Non potendosi dubitare, quindi, del potere dell’Amministrazione finanziaria di ricorrere alla motivazione mediante rinvio ad altri atti, conosciuti da parte del contribuente, il sindacato del giudice di merito non può incentrarsi sulla scelta in sè considerata, dovendosi viceversa valutare se, dal richiamo globale all’atto strumentale, sia derivata una inadeguatezza o una insufficienza della motivazione dell’atto finale. Del pari, in sede di legittimità, il contribuente che intenda contestare l’accertamento dell’adeguatezza della motivazione per relationem dovrà – onere che non risulta sufficientemente assolto nel caso in esame -specificamente indicare, nei motivi di ricorso, le cause della sua incongruità.

2.2.b – Quanto al secondo profilo, strettamente correlato al precedente, va osservato che la sentenza impugnata, nel richiamare le risultanze del p.v.c. e dei giudizi penali, non ha operato un mero ed acritico rinvio alle risultanze acquisite dalla Guardia di Finanza, ma, assumendo alla base della propria decisione gli elementi più significativi emergenti dagli atti (assenza di sede, di personale, di organizzazione, rapporti di parentela o di affinità) ha doverosamente compiuto, sia pure con la richiesta concisione, il compito specifico del giudice tributario di esaminare il materiale probatorio (Cfr., in termini, Cass. 23 febbraio 2010, n. 4306), pervenendo al convincimento relativo alla natura fittizia delle operazioni poste in essere dalla SI.COMM. 2.2.c – Del pari, quanto agir esiti dei giudizi penali, la Commissione tributaria regionale non si è limitata ad estenderne automaticamente gli effetti, ma, nell’esercizio dei propri autonomi poteri di valutazione della condotta delle parti e del materiale probatorio acquisito agli atti (art. 116 c.p.c.), ne ha verificato la rilevanza nell’ambito specifico in cui esso è destinato ad operare (Cass., n. 3724 del 2010; Cass. n. 10495 del 2005). Ed invero è stata valorizzata la circostanza dell’assoluzione delle socie ed amministratrici della SI.COMM, proprio perchè mere prestanome, per trame l’ulteriore conferma che “le operazioni commerciali a nome della SI.COMM erano meramente fittizie sia nel momento del l’acquisto, sia nel momento della cessione di beni e servizi”.

2.3 – Il successivo motivo, con il quale si denuncia violazione e falsa applicazione dell’art. 2909 c.c., invocandosi il giudicato formatosi in senso favorevole alla società in merito alle annualità 1993 e 1994, e del pari infondato.

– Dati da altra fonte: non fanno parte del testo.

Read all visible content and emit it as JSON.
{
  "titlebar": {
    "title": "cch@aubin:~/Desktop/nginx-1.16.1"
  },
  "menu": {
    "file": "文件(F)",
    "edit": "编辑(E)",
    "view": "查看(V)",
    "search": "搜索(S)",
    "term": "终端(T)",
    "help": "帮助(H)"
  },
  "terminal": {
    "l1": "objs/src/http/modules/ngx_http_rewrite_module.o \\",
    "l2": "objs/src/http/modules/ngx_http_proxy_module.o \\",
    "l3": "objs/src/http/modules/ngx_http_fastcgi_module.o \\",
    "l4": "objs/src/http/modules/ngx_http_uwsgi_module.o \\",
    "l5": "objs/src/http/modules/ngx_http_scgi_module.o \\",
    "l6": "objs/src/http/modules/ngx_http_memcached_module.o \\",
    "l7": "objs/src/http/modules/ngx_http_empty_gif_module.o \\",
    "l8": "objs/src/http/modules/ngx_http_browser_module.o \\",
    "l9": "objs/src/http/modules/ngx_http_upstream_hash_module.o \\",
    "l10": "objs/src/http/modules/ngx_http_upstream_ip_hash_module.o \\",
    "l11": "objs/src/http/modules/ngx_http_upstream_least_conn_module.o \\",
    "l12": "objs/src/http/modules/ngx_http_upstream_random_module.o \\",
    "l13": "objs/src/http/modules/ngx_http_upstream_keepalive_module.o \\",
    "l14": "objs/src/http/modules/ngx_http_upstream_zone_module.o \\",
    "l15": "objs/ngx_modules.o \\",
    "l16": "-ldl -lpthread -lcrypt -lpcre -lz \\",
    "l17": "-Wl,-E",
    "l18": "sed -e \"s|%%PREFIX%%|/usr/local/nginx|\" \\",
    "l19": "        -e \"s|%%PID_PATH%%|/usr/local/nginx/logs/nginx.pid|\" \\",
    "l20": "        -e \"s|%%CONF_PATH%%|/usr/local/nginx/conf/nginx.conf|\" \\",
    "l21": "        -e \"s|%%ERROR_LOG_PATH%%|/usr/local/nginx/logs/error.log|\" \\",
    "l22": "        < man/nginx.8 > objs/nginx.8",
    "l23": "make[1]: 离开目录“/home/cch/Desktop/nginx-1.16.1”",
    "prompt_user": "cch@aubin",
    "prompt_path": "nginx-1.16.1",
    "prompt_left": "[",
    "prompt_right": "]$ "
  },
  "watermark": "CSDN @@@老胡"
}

Al riguardo va richiamato il consolidato principio secondo cui il giudicato formatosi in merito ad una determinata annualità non può estendersi – a fronte della variabilità delle situazioni di fatto che determinano le poste attive e passive, stante anche l’irrilevanza dell’eventuale identità delle questioni di diritto – ad altre annualità (Cass., 22 febbraio 2008, n. 4607), soprattutto quando, come nel caso di specie, non vengano in considerazione elementi costitutivi della fattispecie a carattere (tendenzialmente) permanente (Cass., Sez. Un., 16 giugno 2006, n. 13916, in motivazione).

3. – Passando all’esame del ricorso proposto in via incidentale, e fondato sulla denunciata carenza motivazionale in merito alla “riduzione” delle sanzioni operata dalla Commissione tributaria regionale, ne va rilevata l’infondatezza, in quanto la censura non coglie l’aspetto fondamentale della statuizione adottata in tema di sanzioni, consistente nell’applicazione del principio della continuazione, sancito dal D.Lgs. n. 472 del 1997, art. 12.

4. In conclusione, i ricorsi riuniti vanno rigettati con compensazione, tenuto conto delle reciproca soccombenza, delle spese processuali.

PQM

Riunisce i ricorsi. Dichiara inammissibile il ricorso proposto nei confronti del Ministero dell’economia e delle finanze e rigetta gli altri. Dichiara compensate interamente le spese processuali relative al presente giudizio di legittimità.

Così deciso in Roma, nella Camera di consiglio della Sezione Quinta Civile – Tributaria, il 19 novembre 2010.